Chamaremos à relação sexual o que quisermos. Hoje podemos foder, amanhã poderemos fazer amor, e se nos der na telha, na quinta será triqui-triqui. Se mesmo assim não nos contentarmos, poderemos criar um neologismo, se estiveres interessado num Writing and Chill. 

Se tu quiseres parar, ou eu quiser parar, paramos. Quer seja mesmo no princípio, a meio, ou quase no fim. Não vale insistir. Ouvi dizer que saiu uma nova série engraçada e encontrei uma receita muito boa de panquecas. Vestes tu o avental?

Fazes o que quiseres ao teu pêlo, e eu faço o que eu quiser ao meu pêlo. Hei-de prezar o teu gosto pela sua presença ou ausência no teu corpo, como mais te aprazar fazer. Se picar, desenhamos umas bolas de Natal e já temos árvore. E se fizéssemos um concurso de desenhos de corte? Se calhar é só totó. 
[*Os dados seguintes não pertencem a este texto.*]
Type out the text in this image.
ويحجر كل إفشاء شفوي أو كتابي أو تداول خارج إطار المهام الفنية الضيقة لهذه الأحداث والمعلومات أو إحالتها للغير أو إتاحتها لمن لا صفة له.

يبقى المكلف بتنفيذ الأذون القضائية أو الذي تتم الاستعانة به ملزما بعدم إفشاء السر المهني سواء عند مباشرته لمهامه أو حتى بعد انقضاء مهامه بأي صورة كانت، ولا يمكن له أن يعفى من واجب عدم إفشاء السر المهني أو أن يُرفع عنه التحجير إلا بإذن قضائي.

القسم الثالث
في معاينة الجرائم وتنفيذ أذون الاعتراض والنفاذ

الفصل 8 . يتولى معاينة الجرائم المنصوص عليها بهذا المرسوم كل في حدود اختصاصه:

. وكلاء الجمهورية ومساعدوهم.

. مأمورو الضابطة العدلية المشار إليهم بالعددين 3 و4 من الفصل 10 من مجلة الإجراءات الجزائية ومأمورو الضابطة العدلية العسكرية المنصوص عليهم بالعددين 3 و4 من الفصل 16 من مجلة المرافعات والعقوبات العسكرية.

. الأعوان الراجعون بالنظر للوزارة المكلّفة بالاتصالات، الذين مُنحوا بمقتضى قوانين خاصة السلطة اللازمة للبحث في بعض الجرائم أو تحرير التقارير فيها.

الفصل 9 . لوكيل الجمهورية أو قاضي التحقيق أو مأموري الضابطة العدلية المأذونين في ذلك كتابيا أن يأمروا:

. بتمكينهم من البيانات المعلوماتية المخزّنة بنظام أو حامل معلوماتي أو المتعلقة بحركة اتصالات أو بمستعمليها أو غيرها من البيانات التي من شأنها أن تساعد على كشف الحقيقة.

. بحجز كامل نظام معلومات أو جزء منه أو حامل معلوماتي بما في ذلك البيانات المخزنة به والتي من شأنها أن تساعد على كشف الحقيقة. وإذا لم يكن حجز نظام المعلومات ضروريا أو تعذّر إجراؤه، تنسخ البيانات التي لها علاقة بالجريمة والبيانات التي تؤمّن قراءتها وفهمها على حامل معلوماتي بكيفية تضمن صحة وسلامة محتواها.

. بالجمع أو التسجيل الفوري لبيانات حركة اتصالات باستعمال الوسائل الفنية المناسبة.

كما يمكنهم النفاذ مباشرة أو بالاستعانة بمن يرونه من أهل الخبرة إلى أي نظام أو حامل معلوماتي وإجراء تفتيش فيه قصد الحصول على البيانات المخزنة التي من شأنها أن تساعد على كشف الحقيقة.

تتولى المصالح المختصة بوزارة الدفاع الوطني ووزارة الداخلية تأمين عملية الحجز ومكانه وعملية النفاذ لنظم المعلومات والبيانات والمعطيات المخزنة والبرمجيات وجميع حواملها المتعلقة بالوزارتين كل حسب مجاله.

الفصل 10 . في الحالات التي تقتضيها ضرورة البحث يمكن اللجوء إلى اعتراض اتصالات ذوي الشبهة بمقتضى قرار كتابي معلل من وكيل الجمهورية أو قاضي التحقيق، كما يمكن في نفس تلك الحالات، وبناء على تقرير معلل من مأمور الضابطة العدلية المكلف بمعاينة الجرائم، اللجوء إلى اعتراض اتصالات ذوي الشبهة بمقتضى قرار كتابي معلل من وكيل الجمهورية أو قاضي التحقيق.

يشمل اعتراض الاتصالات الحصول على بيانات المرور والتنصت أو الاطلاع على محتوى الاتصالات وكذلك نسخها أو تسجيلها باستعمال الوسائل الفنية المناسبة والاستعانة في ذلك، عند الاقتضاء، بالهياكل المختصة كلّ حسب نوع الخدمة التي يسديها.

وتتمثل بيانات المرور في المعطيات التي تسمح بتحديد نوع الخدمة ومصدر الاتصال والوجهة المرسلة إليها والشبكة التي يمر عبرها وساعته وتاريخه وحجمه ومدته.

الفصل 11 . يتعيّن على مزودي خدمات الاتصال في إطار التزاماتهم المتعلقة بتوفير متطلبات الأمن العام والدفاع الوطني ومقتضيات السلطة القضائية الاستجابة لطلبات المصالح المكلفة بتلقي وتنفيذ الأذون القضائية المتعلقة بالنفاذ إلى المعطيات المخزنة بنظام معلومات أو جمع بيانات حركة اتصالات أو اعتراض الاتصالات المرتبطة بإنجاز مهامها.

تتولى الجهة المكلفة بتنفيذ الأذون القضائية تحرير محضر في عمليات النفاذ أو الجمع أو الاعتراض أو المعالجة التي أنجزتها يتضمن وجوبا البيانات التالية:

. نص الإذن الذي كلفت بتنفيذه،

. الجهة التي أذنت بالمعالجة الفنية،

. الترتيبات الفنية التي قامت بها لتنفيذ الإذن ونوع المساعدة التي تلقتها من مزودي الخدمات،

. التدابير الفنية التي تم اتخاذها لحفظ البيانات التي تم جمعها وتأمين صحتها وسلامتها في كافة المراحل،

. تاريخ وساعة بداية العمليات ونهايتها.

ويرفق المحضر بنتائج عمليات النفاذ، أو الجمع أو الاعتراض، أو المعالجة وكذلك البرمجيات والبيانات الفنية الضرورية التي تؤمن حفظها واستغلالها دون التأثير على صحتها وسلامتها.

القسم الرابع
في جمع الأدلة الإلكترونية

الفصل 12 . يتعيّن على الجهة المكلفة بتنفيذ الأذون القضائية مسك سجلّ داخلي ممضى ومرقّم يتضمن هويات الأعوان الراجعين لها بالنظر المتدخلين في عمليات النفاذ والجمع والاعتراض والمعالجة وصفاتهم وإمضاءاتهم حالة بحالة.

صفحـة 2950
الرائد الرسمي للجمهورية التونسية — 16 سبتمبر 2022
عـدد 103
Quando quisermos fazer sexo, fazê-lo-emos em sítios que consideramos confortáveis para ambos. Poderá dar-se o caso de só um de nós estar disposto a enfiar um pé na sanita para nos podermos encaixar numa casa de banho pública. Aviso já, não sou eu. 

Falaremos como gostas de dormir em conchinha ou como eu gosto de fazer de ti colchão. Abraçar-te e afagar-te é bom para ti como é para mim, ou sufoca-te? Ouvir o teu coração no meu ouvido será giro ou irritante? Queres atribuir classificação de 1 a 10 quanto à tolerância de braço dormente?

Discutiremos métodos contraceptivos que respeitarão as opções de ambos. Escolheremos e experimentaremos (conjugação longa) preservativos diferentes, se nos apetecer, para variar e explorar. Será que o de banana sabe a rebuçado? Se usares o que brilha no escuro e eu me afastar, parecerá um daqueles pauzinhos fosforescentes que as pessoas levam para concertos dos Coldplay ou assim?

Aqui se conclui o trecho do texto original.